MONDAY-WEDNESDAY’S ACTION: Soft Open For 2014
Stocks ended lower on Monday causing the S&P 500 to experience its third consecutive down day. So far, the S&P 500 has yet to have a winning day in 2014. Each year, people love focusing on January for some correlation to how the overall market will perform for the rest of the year. Statistically the correlation is very low at best. Economic data was thin, the ISM non-manufacturing index for December slid to 53.0 from 53.9, missing estimates for 54.6 while durable goods rose by +3.4%.

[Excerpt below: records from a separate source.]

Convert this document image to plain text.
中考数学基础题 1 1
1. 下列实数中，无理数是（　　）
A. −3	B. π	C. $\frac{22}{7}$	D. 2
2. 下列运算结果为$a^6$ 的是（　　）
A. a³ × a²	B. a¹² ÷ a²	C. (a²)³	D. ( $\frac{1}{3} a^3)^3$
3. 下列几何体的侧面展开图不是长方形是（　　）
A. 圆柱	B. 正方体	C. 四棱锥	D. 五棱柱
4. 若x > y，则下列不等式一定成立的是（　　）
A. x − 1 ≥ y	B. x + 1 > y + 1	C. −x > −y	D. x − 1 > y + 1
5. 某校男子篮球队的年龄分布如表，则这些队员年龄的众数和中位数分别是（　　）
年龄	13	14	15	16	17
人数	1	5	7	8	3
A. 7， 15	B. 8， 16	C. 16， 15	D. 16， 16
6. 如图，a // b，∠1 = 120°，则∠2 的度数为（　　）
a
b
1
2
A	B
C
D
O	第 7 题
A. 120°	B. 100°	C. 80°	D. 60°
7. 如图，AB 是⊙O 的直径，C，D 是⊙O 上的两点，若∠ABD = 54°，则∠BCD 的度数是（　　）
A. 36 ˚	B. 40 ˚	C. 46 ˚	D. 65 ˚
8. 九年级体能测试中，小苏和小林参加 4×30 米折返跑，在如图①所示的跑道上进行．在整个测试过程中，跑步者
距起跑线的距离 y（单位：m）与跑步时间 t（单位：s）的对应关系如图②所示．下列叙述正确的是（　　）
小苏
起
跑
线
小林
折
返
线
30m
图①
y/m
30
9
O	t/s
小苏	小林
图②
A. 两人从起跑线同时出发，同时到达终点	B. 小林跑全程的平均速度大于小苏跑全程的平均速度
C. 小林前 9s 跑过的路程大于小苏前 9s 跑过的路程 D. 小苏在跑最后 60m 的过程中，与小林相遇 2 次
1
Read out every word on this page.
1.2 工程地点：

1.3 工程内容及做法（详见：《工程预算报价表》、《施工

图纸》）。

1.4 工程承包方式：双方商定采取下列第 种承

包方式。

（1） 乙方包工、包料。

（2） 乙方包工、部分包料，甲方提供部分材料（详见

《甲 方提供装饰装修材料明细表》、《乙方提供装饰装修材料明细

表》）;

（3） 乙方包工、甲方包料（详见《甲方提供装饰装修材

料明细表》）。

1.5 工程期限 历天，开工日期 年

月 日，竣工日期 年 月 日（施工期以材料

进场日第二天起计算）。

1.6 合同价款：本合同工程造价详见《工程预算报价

Stocks rose for the first time in 2014 on Tuesday and snapped a three day losing streak as investors digested the latest round of economic data and waited for earnings season to begin. The November trade deficit narrowed to $34.3 billion from a downwardly revised $39.30 billion (from $40.60 billion). Many analysts were expecting the deficit to come in at $40.40 billion. Economists believe that the lower trade deficit in November and October will help Q4 GDP. Elsewhere, the Senate approved Janet Yellen’s nomination to lead the Federal Reserve with a 56 to 26 vote. Stocks were quiet on Wednesday after the ADP said private sector employment rose to 238k last month, beating estimates for 203k. Later that day, the December FOMC minutes showed that some officials saw “waning benefits” from monthly bond purchases. The minutes also showed that some members wanted to see QE end sooner rather than later.
THURSDAY & FRIDAY’S ACTION: Dec Jobs Report Disappoints
Stocks were quiet on Thursday as everyone waited for Friday’s jobs report. Before Thursday’s open, the Labor Department said weekly jobless claims slid to 330k from an upwardly revised 345k (from 339k). The Street was expecting a reading of 338k. Before Friday’s open, the Labor Department said US employers only added 74k new jobs in December which missed estimates for around 200k. The unemployment rate slid to 6.7% due to a large chunk of workers giving up (participation rate). A separate report showed that the real unemployment rate, without any special adjustments, would be 13.1%.
MARKET OUTLOOK: BULLS ARE IN CONTROL
As we have been saying all year, the market is very strong in all three time-frames: short, intermediate, and long. The last pullback was shallow in size (%decline) and scope (days/weeks, not months). As always, keep your losses small and never argue with the tape.